Which begs the question, “Do endorsements of candidates BY anybody make any difference TO anybody?” According to your answer about mine, I’d guess not. Seems we’re in good company.
A Pew Research poll has looked into the issue, using supposed GOP “stars” endorsements in the current Republican presidential primary. Suppose George Bush, Sarah Palin and John McCain all said you should “vote for so-and-so.” In Bush’s case, 59% of respondents said his endorsement meant nothing to them and 11% said they’d go the other way! In Palin’s case, if she blessed a candidate, 60% said “So what?” Another 15% would be less likely to vote for that person. Same for McCain.
I ignore political endorsements as an outgrowth of some very bad dating experiences many, many years ago. In those times, friends would often recommend one of their friends – or a friend-of-a-friend – to date. It only took an outing or two to decide what appealed to them often created little or no interest in me. Not because the young lady was not a kind, pleasant, fun person. Maybe she was. Just not MY idea of a “kind, pleasant, fun person.”
Later in life, other instances of recommendations proved equally unreliable. Take movies, for instance. I’m a fan. Not of any one particular “star” but just the movie-going experience itself. Friends would often recommend – or not recommend – a film. They’d do so with what seemed to me to be good intentions. “See this one.” “Don’t waste your money on that one.” For some time, I thought they were doing so based on what they knew about me – about my likes and dislikes.
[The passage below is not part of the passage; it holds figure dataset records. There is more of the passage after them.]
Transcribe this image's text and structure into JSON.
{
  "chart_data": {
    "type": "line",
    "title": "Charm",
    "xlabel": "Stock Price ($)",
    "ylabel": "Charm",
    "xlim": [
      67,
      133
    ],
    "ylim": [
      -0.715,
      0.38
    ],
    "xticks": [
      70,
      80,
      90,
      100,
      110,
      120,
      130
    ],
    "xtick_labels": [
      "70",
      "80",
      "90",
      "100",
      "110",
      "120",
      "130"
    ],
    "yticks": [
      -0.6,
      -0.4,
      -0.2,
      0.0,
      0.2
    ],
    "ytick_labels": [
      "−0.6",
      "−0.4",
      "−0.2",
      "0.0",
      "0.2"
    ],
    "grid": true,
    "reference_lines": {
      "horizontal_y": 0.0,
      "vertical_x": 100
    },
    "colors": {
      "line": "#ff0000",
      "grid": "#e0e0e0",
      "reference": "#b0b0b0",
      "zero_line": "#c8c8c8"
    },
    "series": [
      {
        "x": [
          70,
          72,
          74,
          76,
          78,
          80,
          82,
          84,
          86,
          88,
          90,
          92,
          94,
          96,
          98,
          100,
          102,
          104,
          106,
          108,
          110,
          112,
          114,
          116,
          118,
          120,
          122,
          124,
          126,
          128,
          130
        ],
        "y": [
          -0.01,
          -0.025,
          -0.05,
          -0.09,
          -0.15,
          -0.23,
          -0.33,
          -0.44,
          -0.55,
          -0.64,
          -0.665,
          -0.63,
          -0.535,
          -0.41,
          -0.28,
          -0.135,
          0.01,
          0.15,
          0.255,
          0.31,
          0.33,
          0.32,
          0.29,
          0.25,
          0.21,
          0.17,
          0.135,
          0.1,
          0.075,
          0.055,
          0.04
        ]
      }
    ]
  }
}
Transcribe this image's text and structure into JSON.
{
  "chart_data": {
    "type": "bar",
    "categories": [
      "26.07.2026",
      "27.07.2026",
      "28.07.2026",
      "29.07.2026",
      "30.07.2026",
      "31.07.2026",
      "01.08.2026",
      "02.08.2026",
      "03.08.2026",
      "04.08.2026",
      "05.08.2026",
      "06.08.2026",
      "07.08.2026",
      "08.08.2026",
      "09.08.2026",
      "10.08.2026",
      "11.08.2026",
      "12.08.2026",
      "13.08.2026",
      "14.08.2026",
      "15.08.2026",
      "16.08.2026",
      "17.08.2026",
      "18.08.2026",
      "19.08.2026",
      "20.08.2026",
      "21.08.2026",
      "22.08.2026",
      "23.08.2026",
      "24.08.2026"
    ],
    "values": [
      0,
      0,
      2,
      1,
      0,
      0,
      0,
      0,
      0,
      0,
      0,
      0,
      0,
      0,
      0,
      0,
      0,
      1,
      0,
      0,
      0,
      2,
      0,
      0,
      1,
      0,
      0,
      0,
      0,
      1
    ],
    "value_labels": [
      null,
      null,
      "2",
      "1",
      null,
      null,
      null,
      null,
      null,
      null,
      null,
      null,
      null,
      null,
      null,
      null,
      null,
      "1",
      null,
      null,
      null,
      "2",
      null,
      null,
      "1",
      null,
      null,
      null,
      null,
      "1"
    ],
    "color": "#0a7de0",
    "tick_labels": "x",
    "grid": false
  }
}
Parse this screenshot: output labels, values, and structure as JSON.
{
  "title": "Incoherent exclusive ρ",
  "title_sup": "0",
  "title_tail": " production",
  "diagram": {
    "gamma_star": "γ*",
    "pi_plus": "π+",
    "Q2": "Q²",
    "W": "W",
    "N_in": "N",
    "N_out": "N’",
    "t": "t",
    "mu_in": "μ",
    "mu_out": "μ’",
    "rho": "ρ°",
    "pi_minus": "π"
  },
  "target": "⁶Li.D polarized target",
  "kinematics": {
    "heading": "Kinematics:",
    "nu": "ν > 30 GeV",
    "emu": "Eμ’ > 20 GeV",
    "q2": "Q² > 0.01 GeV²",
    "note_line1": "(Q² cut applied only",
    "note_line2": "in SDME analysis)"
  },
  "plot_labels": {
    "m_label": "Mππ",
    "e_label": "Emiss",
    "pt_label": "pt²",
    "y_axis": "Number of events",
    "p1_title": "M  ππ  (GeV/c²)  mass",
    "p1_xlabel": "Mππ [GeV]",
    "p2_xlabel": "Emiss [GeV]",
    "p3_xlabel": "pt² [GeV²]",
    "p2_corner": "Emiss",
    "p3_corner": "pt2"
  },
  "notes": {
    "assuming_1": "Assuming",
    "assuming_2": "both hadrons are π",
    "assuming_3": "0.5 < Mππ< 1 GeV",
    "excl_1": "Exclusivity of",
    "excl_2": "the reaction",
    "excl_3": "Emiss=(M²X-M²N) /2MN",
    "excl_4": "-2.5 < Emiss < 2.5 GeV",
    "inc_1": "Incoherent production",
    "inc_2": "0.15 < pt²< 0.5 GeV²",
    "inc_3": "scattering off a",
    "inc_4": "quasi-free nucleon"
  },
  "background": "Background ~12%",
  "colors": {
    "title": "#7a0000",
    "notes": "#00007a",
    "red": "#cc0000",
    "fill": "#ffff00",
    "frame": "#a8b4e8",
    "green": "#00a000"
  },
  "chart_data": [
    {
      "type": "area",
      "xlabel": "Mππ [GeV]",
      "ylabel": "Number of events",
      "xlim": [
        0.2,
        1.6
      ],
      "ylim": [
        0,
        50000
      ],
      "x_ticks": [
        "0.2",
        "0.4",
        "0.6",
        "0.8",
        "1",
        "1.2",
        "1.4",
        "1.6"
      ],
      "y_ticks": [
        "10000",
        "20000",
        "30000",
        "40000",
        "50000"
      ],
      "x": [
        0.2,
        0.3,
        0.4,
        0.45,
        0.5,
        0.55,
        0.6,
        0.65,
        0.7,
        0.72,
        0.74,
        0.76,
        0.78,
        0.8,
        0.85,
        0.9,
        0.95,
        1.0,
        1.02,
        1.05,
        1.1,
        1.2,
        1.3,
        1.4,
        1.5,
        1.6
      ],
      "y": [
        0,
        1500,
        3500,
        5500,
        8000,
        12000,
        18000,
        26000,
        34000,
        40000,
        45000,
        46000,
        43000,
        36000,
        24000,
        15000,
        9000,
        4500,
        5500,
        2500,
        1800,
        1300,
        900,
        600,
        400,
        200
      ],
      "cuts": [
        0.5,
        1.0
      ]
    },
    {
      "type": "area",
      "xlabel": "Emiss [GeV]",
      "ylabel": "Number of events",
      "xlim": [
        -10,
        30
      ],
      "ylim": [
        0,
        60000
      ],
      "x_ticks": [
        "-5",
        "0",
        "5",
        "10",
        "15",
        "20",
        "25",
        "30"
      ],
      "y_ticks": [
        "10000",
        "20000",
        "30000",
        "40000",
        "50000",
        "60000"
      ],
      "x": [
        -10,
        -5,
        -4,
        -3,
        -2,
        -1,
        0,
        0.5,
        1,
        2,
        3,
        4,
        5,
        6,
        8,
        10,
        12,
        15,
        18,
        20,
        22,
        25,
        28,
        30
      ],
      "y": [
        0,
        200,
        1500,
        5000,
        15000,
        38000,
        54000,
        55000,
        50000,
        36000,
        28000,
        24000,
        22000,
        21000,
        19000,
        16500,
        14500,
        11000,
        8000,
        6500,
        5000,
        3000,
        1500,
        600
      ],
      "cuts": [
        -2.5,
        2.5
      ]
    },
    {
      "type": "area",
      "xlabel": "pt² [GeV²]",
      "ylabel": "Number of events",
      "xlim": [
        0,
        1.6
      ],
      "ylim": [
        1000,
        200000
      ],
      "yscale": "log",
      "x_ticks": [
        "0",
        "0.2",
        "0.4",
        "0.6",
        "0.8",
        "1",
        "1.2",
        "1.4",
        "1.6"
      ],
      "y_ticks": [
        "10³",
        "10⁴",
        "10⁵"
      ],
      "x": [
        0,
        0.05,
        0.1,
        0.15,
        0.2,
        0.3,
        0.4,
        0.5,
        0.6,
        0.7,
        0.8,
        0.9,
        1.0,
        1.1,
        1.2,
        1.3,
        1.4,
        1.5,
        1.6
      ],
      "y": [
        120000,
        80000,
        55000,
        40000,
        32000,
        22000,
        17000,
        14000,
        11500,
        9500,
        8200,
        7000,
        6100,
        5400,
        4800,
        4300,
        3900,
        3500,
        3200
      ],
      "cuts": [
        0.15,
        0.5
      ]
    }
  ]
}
Not so, I eventually learned. Their “endorsements” or “non-endorsements” were usually based on their own tastes and not mine. So, unless we were very similarly inclined in most things, their entertainment value judgements were often different from my own. Lesson learned. Do your own research and make your own decision.
Restaurant recommendations – especially Italian – proved equally unreliable. What one friend thought was “the best Italian food this side of Genoa” sometimes seemed to me as if his Genoa must have been in Utah. More often than not, the endorsement wasn’t valuable and sometimes not edible.
I’m not opposed to candidate endorsements. But neither am I a follower of same. An important endorser for major politicians is labor unions which usually support Democrats. Not always. Just usually. Still, even then, union leaders pick a candidate but later the political floor can be littered with bodies of former favorites who found rank-and-file not always as unified as was once the case.
National Chamber of Commerce and National Rifle Association political picks, for example, are most often Republican with the same mixed result. Not the unanimity of membership they once represented.
So, if you chose not to follow someone else’s recommendations in your love life, movies, Italian food or politics, what’s a guy to do? Well, that’s sort of my point. I used to try to get to know a girl before I asked her out. I went to movies and made my own decision. I learned what good Italian food was and how to find it.
When it comes to picking a political candidate to support, it’s pretty much the same. Do your own research. Read. Listen. Compare. Check ‘em out. Become the informed voter that says to a friend, “I’m voting for `So-And-So’ and you should, too.” They may be like me and think your pick is not for them. But you’ll have cast an informed ballot. And that’s the important thing.